For parents, the urge to rescue begins with uncomfortable feelings while reviewing a progress report or grade card. Even though the grades belong to the student, the parent is uncomfortable. They may even express this discomfort to the student as a means of motivating a change. That would be a big mistake.
Saying things like, “I’m really sad to see these kinds of grades here,” or “I don’t like what I see on this test,” seems harmless enough. The feelings are real. The placement of responsibility is dangerous, however. These grades don’t belong to parents or to teachers. Feeling like a failure as a parent or a teacher is natural. This natural reaction is not where we want to remain or we will be tempted to rescue.
Dr.
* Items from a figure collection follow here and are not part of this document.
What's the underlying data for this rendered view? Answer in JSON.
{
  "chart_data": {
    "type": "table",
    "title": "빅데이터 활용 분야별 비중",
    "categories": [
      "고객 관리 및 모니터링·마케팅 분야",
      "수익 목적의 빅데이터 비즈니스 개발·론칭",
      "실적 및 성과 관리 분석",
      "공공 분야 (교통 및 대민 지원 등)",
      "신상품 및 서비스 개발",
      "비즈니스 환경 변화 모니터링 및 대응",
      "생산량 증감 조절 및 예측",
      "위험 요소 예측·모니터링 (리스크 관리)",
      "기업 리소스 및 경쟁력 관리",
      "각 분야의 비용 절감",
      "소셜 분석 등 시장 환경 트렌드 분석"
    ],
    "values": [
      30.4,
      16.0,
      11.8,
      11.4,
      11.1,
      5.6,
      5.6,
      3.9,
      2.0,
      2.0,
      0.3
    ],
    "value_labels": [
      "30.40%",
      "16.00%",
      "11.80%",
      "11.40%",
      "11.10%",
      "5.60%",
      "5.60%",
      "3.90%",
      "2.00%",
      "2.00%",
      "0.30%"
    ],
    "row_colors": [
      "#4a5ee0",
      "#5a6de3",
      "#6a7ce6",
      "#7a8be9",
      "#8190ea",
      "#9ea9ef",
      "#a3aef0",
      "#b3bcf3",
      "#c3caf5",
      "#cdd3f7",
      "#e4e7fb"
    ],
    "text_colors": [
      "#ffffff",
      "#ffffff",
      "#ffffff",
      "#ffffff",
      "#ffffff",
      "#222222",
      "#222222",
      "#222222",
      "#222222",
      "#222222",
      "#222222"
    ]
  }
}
Charles Fay suggests asking your children how they feel about the grades. The grade belong to them, obviously. This simple shift of keeping the focus on the actual place of responsibility is essential to truly motivating students to learn. If they don’t have a problem, there will be little they can do to fix it.
All teachers love involved parents. But most teachers experience a little uncertainty in their gut as they see a parent approach with a child at grade card time. Often the question comes from the parent and sounds something like, “What can we do to bring these grades up?” We who? Is the teacher required to do something to rescue or is the parent asking how they can parent better so that bad grades never happen again? Neither focus is productive.
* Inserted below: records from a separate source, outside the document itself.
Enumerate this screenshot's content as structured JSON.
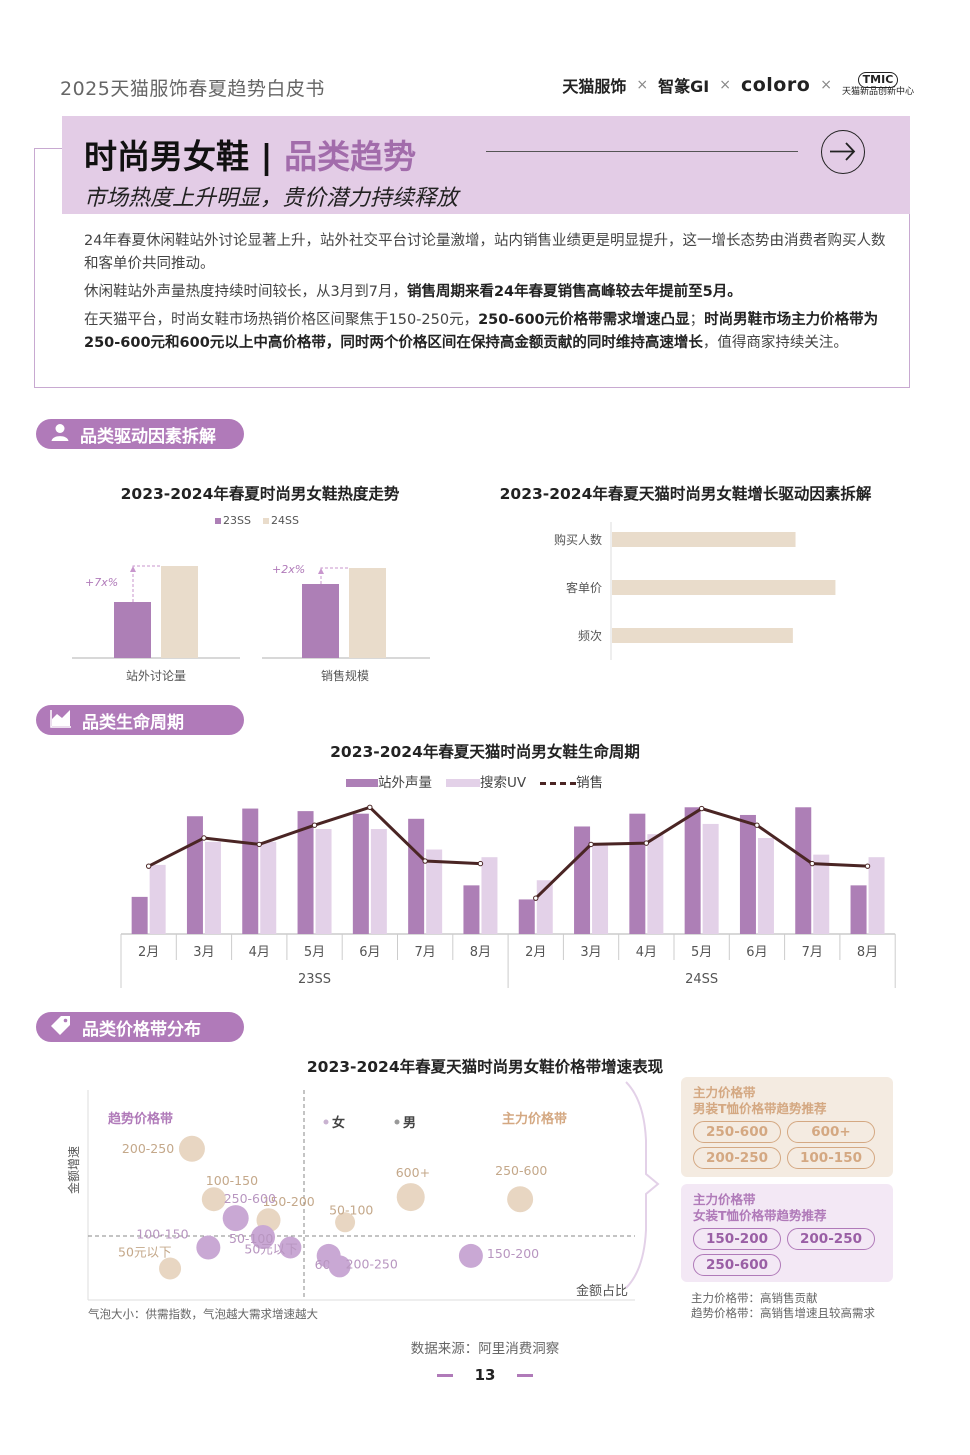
{
  "doc_title": "2025天猫服饰春夏趋势白皮书",
  "brands": {
    "b1": "天猫服饰",
    "b2": "智篆GI",
    "b3": "coloro",
    "b4_mark": "TMIC",
    "b4_name": "天猫新品创新中心",
    "sep": "×"
  },
  "header": {
    "title_left": "时尚男女鞋",
    "divider": "|",
    "title_right": "品类趋势",
    "subtitle": "市场热度上升明显，贵价潜力持续释放"
  },
  "paragraphs": [
    {
      "segments": [
        {
          "t": "24年春夏休闲鞋站外讨论显著上升，站外社交平台讨论量激增，站内销售业绩更是明显提升，这一增长态势由消费者购买人数和客单价共同推动。",
          "b": false
        }
      ]
    },
    {
      "segments": [
        {
          "t": "休闲鞋站外声量热度持续时间较长，从3月到7月，",
          "b": false
        },
        {
          "t": "销售周期来看24年春夏销售高峰较去年提前至5月。",
          "b": true
        }
      ]
    },
    {
      "segments": [
        {
          "t": "在天猫平台，时尚女鞋市场热销价格区间聚焦于150-250元，",
          "b": false
        },
        {
          "t": "250-600元价格带需求增速凸显",
          "b": true
        },
        {
          "t": "；",
          "b": false
        },
        {
          "t": "时尚男鞋市场主力价格带为250-600元和600元以上中高价格带，同时两个价格区间在保持高金额贡献的同时维持高速增长",
          "b": true
        },
        {
          "t": "，值得商家持续关注。",
          "b": false
        }
      ]
    }
  ],
  "sections": {
    "drivers": "品类驱动因素拆解",
    "lifecycle": "品类生命周期",
    "price": "品类价格带分布"
  },
  "chart_data": [
    {
      "type": "bar",
      "title": "2023-2024年春夏时尚男女鞋热度走势",
      "categories": [
        "站外讨论量",
        "销售规模"
      ],
      "series": [
        {
          "name": "23SS",
          "values": [
            1.0,
            1.0
          ],
          "color": "#ad7fb6"
        },
        {
          "name": "24SS",
          "values": [
            1.7,
            1.2
          ],
          "color": "#e9dccb"
        }
      ],
      "annotations": [
        "+7x%",
        "+2x%"
      ]
    },
    {
      "type": "bar",
      "orientation": "horizontal",
      "title": "2023-2024年春夏天猫时尚男女鞋增长驱动因素拆解",
      "categories": [
        "购买人数",
        "客单价",
        "频次"
      ],
      "values": [
        0.69,
        0.84,
        0.68
      ],
      "color": "#e9dccb"
    },
    {
      "type": "bar",
      "title": "2023-2024年春夏天猫时尚男女鞋生命周期",
      "groups": [
        "23SS",
        "24SS"
      ],
      "months": [
        "2月",
        "3月",
        "4月",
        "5月",
        "6月",
        "7月",
        "8月"
      ],
      "series": [
        {
          "name": "站外声量",
          "kind": "bar",
          "color": "#ad7fb6",
          "values": [
            0.29,
            0.92,
            0.98,
            0.96,
            0.94,
            0.9,
            0.38,
            0.27,
            0.84,
            0.94,
            0.99,
            0.93,
            0.99,
            0.38
          ]
        },
        {
          "name": "搜索UV",
          "kind": "bar",
          "color": "#e3d1e8",
          "values": [
            0.54,
            0.72,
            0.72,
            0.82,
            0.82,
            0.66,
            0.6,
            0.42,
            0.7,
            0.78,
            0.86,
            0.75,
            0.62,
            0.6
          ]
        },
        {
          "name": "销售",
          "kind": "line",
          "color": "#4a2524",
          "values": [
            0.53,
            0.75,
            0.7,
            0.85,
            0.99,
            0.57,
            0.55,
            0.28,
            0.7,
            0.71,
            0.98,
            0.85,
            0.55,
            0.53
          ]
        }
      ]
    },
    {
      "type": "scatter",
      "title": "2023-2024年春夏天猫时尚男女鞋价格带增速表现",
      "xlabel": "金额占比",
      "ylabel": "金额增速",
      "legend": [
        {
          "name": "女",
          "color": "#c9b3d1"
        },
        {
          "name": "男",
          "color": "#c9b3d1"
        }
      ],
      "quadrant_labels": [
        "趋势价格带",
        "主力价格带"
      ],
      "series": [
        {
          "name": "男",
          "color": "#e8d6c2",
          "points": [
            {
              "label": "200-250",
              "x": 0.19,
              "y": 0.72,
              "size": 13
            },
            {
              "label": "100-150",
              "x": 0.23,
              "y": 0.48,
              "size": 12
            },
            {
              "label": "150-200",
              "x": 0.33,
              "y": 0.38,
              "size": 12
            },
            {
              "label": "50-100",
              "x": 0.47,
              "y": 0.37,
              "size": 10
            },
            {
              "label": "600+",
              "x": 0.59,
              "y": 0.49,
              "size": 14
            },
            {
              "label": "250-600",
              "x": 0.79,
              "y": 0.48,
              "size": 13
            },
            {
              "label": "50元以下",
              "x": 0.15,
              "y": 0.15,
              "size": 11
            }
          ]
        },
        {
          "name": "女",
          "color": "#c9a8d4",
          "points": [
            {
              "label": "250-600",
              "x": 0.27,
              "y": 0.39,
              "size": 13
            },
            {
              "label": "100-150",
              "x": 0.22,
              "y": 0.25,
              "size": 12
            },
            {
              "label": "50-100",
              "x": 0.32,
              "y": 0.3,
              "size": 12
            },
            {
              "label": "50元以下",
              "x": 0.37,
              "y": 0.25,
              "size": 11
            },
            {
              "label": "600+",
              "x": 0.44,
              "y": 0.21,
              "size": 12
            },
            {
              "label": "200-250",
              "x": 0.46,
              "y": 0.16,
              "size": 11
            },
            {
              "label": "150-200",
              "x": 0.7,
              "y": 0.21,
              "size": 12
            }
          ]
        }
      ],
      "note": "气泡大小：供需指数，气泡越大需求增速越大"
    }
  ],
  "drivers_legend": [
    "23SS",
    "24SS"
  ],
  "drivers_xlabels": [
    "站外讨论量",
    "销售规模"
  ],
  "drivers_annots": [
    "+7x%",
    "+2x%"
  ],
  "lifecycle_legend": [
    "站外声量",
    "搜索UV",
    "销售"
  ],
  "recommend": {
    "men": {
      "title1": "主力价格带",
      "title2": "男装T恤价格带趋势推荐",
      "pills": [
        "250-600",
        "600+",
        "200-250",
        "100-150"
      ]
    },
    "women": {
      "title1": "主力价格带",
      "title2": "女装T恤价格带趋势推荐",
      "pills": [
        "150-200",
        "200-250",
        "250-600"
      ]
    },
    "legend_lines": [
      "主力价格带：高销售贡献",
      "趋势价格带：高销售增速且较高需求"
    ]
  },
  "source": "数据来源：阿里消费洞察",
  "page_number": "13",
  "colors": {
    "accent": "#b07ab9",
    "band": "#e3cce6",
    "beige": "#e9dccb",
    "lavender": "#e3d1e8",
    "purple": "#ad7fb6",
    "line": "#4a2524"
  }
}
After learning how the child feels about his own grades, step two would involve recommending that the child explore how to change her own path to achieve a better outcome. If there is a conference, teachers and parents should expect the child to advocate for their own future to keep the motivation internal.
Don’t fall for providing “extra credit” for the poor decisions made last week. Even when a student approaches with, “Is there any way to bring this grade up?” the answer should probably be “No, but the next one can certainly improve!” Picking up trash in the classroom for 5 extra points on a quiz teaches a student that unrelated rescues are the way to solve past problems. Effort on the wrong task doesn’t improve the skills needed for the next test or the skills that will be needed to survive in college.
Thinking more about grades than progress is futile. The goal of improving grades occurs naturally when the process of learning, failing, adjusting habits and working harder are allowed to thrive. There is no need to rescue because missing the mark should naturally cause us to try again more carefully rather than repainting the target to surround the stray bullet hole.